First is to “make climate change personal in your life and do something to change your own habits, reduce your own consumption.”

Then she said, “get angry and get active”

“Get angry with those that have more power – governments, but also businesses,” said Robinson, particularly those within fuel, agriculture and transport. Both corporations and governments, she said, “need that pressure”.

The third step, said Robinson, is to “get active and use your voice, get involved with advocacy groups: Action is the best antidote to climate anxiety.”

Old habits, new metrics required

Behaviour change is fundamental to decarbonisation and Robinson urged people to readopt old habits, such as mending clothes and buying locally produced food and generally “learning to consume much less.”

Governments and economies, she said, should reject GDP as the sole measure of success, and “stop subsidising fossil fuels … across the whole supply chain.

“We have entered a new reality where fossil companies are losing their legitimacy and social licence to operate,” said Robinson. “If governments are to maintain theirs, they must end [fossil] subsidies. Keep it in the ground and invest in clean resources and technologies.”

Hope and fear

Robinson was a keynote speaker at a green business conference organised by InnoEnergy. Taking questions, one delegate asked whether the stance taken by Greta Thunberg and the Extinction Rebellion movement is perhaps counterproductive, too binary for those that feel their life choices are being condemned.

Robinson answered that the existential threat of climate change must be clearly articulated, but that fear may also be tempered with hope.

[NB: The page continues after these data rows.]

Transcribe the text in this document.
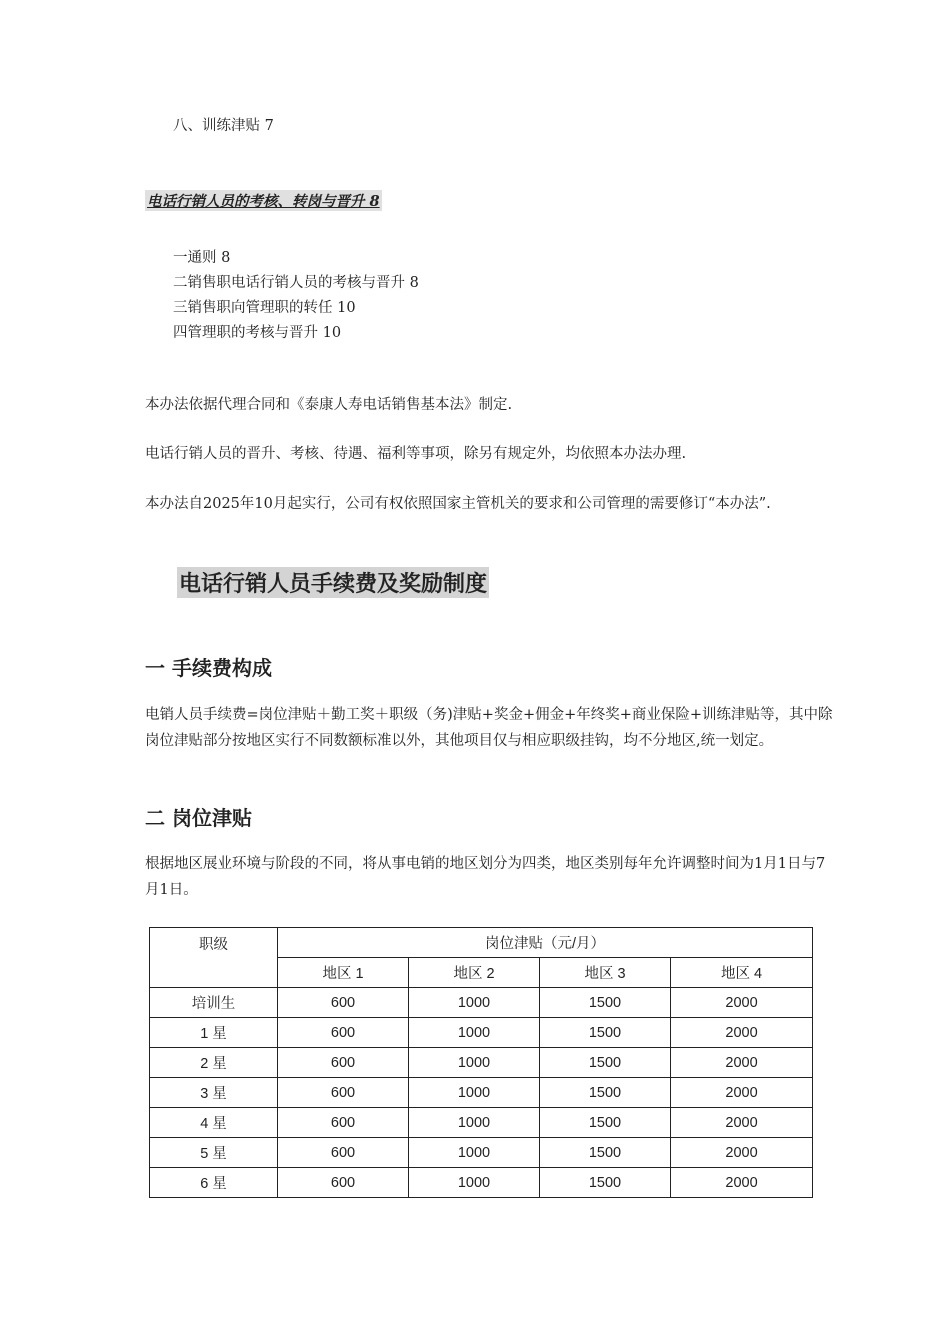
八、训练津贴 7
电话行销人员的考核、转岗与晋升 8
一通则 8
二销售职电话行销人员的考核与晋升 8
三销售职向管理职的转任 10
四管理职的考核与晋升 10
本办法依据代理合同和《泰康人寿电话销售基本法》制定.
电话行销人员的晋升、考核、待遇、福利等事项，除另有规定外，均依照本办法办理.
本办法自2025年10月起实行，公司有权依照国家主管机关的要求和公司管理的需要修订“本办法”.
电话行销人员手续费及奖励制度
一 手续费构成
电销人员手续费=岗位津贴＋勤工奖＋职级（务)津贴+奖金+佣金+年终奖+商业保险+训练津贴等，其中除岗位津贴部分按地区实行不同数额标准以外，其他项目仅与相应职级挂钩，均不分地区,统一划定。
二 岗位津贴
根据地区展业环境与阶段的不同，将从事电销的地区划分为四类，地区类别每年允许调整时间为1月1日与7月1日。
职级	岗位津贴（元/月）			
	地区 1	地区 2	地区 3	地区 4
培训生	600	1000	1500	2000
1 星	600	1000	1500	2000
2 星	600	1000	1500	2000
3 星	600	1000	1500	2000
4 星	600	1000	1500	2000
5 星	600	1000	1500	2000
6 星	600	1000	1500	2000
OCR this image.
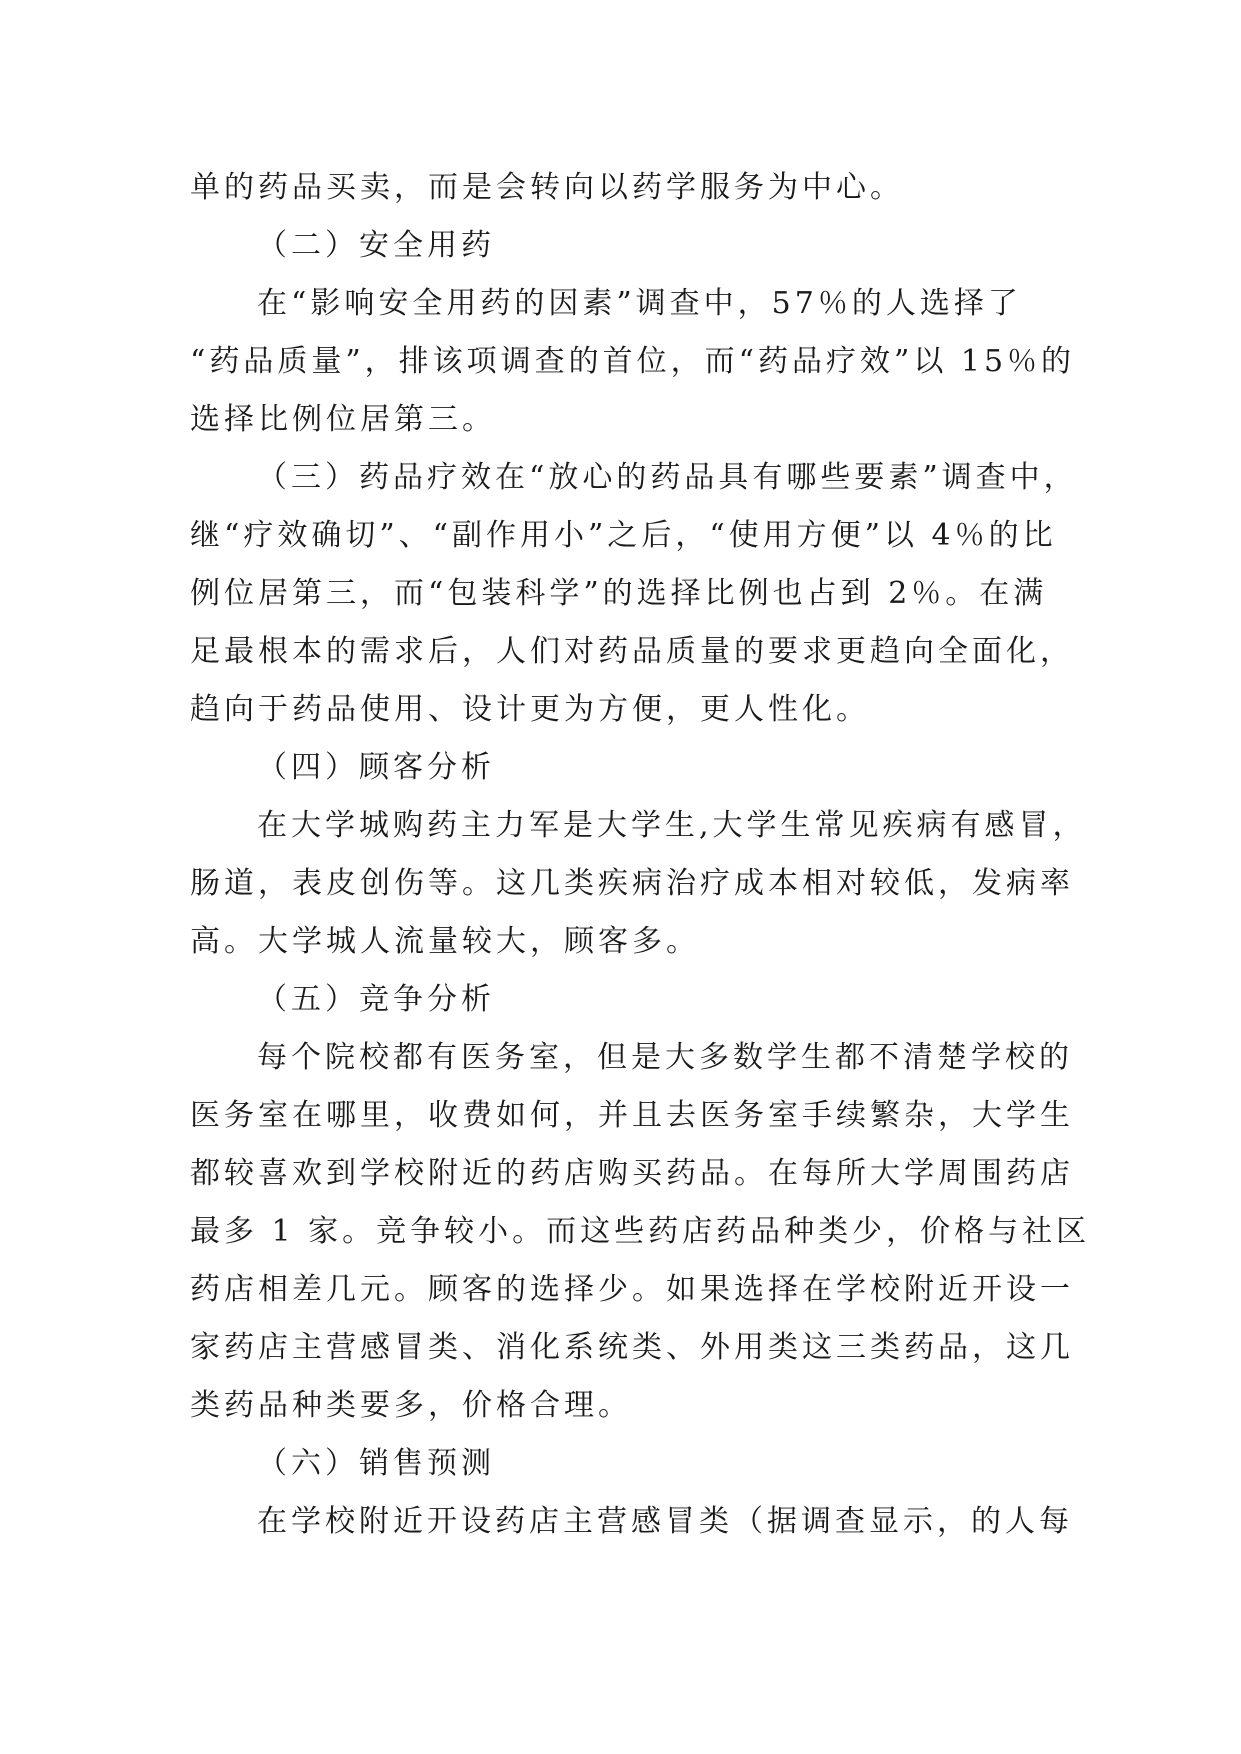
单的药品买卖，而是会转向以药学服务为中心。
（二）安全用药
在“影响安全用药的因素”调查中，57％的人选择了
“药品质量”，排该项调查的首位，而“药品疗效”以 15％的
选择比例位居第三。
（三）药品疗效在“放心的药品具有哪些要素”调查中，
继“疗效确切”、“副作用小”之后，“使用方便”以 4％的比
例位居第三，而“包装科学”的选择比例也占到 2％。在满
足最根本的需求后，人们对药品质量的要求更趋向全面化，
趋向于药品使用、设计更为方便，更人性化。
（四）顾客分析
在大学城购药主力军是大学生,大学生常见疾病有感冒，
肠道，表皮创伤等。这几类疾病治疗成本相对较低，发病率
高。大学城人流量较大，顾客多。
（五）竞争分析
每个院校都有医务室，但是大多数学生都不清楚学校的
医务室在哪里，收费如何，并且去医务室手续繁杂，大学生
都较喜欢到学校附近的药店购买药品。在每所大学周围药店
最多 1 家。竞争较小。而这些药店药品种类少，价格与社区
药店相差几元。顾客的选择少。如果选择在学校附近开设一
家药店主营感冒类、消化系统类、外用类这三类药品，这几
类药品种类要多，价格合理。
（六）销售预测
在学校附近开设药店主营感冒类（据调查显示，的人每
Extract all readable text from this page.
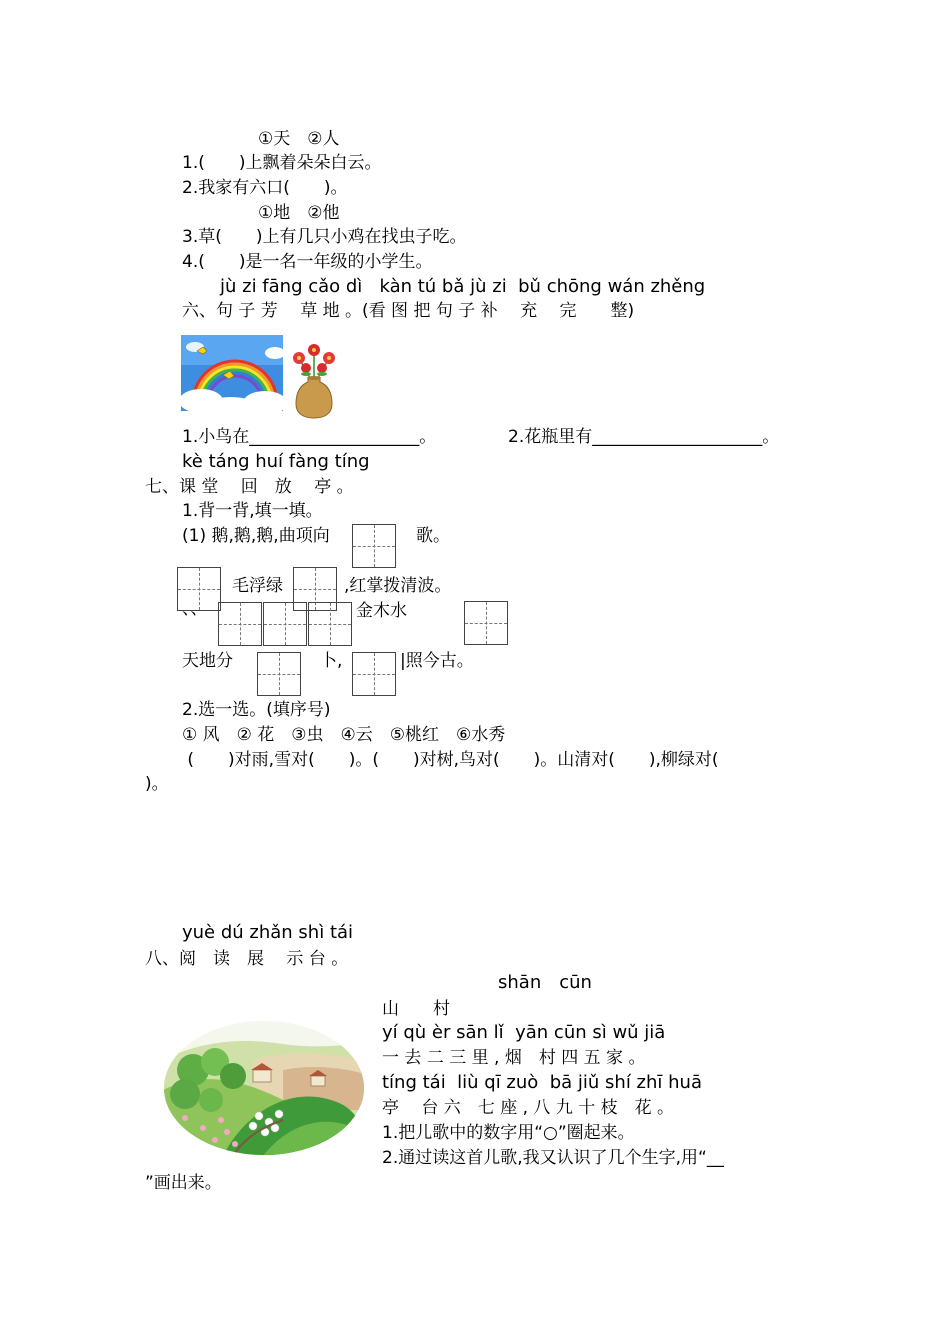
①天　②人
1.(　　)上飘着朵朵白云。
2.我家有六口(　　)。
①地　②他
3.草(　　)上有几只小鸡在找虫子吃。
4.(　　)是一名一年级的小学生。
jù zi fāng cǎo dì   kàn tú bǎ jù zi  bǔ chōng wán zhěng
六、句 子 芳　 草 地 。(看 图 把 句 子 补　 充　 完　　整)
1.小鸟在____________________。	2.花瓶里有____________________。
kè táng huí fàng tíng
七、课 堂　 回　放　 亭 。
1.背一背,填一填。
(1) 鹅,鹅,鹅,曲项向	歌。
毛浮绿	,红掌拨清波。
、、	金木水
天地分	卜,	|照今古。
2.选一选。(填序号)
① 风　② 花　③虫　④云　⑤桃红　⑥水秀
(　　)对雨,雪对(　　)。(　　)对树,鸟对(　　)。山清对(　　),柳绿对(
)。
yuè dú zhǎn shì tái
八、阅　读　展　 示 台 。
shān　cūn
山　　村
yí qù èr sān lǐ  yān cūn sì wǔ jiā
一 去 二 三 里 , 烟　村 四 五 家 。
tíng tái  liù qī zuò  bā jiǔ shí zhī huā
亭　 台 六　七 座 , 八 九 十 枝　花 。
1.把儿歌中的数字用“○”圈起来。
2.通过读这首儿歌,我又认识了几个生字,用“__
”画出来。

“I salute her. Every day the news on climate change gets worse. This year the Mauna Loa Observatory in Hawaii detected atmospheric CO2 levels at 415.226ppm. The last time CO2 was that high was 3 million years ago, when global sea levels were much higher,” said Robinson

“Time is of the essence. We need to mobilise. Greta is sixteen years old. She started [the movement] at fifteen. She sees Asperger’s as her strength, [a condition] which means she cannot nuance or change focus,” said Robinson, who remembers first seeing Thunberg as a lone figure with a sign and a backpack.

“She cannot be faulted for the way she has drawn attention to the subject. We need that urgency, but we also need hope and positivity that corporations [are starting to take climate change seriously] and that technology is emerging.”

Robinson added that climate change is a “man-made problem that requires a feminist solution”, a central theme of her Mothers of Invention podcast.

While the point was delivered lightly, Robinson meant it.

“Man-made” encompasses all genders, she said, and “a feminist solution includes men”.

Tackling climate change, said Robinson, requires “everyone’s involvement. We need a rapid but just transition.”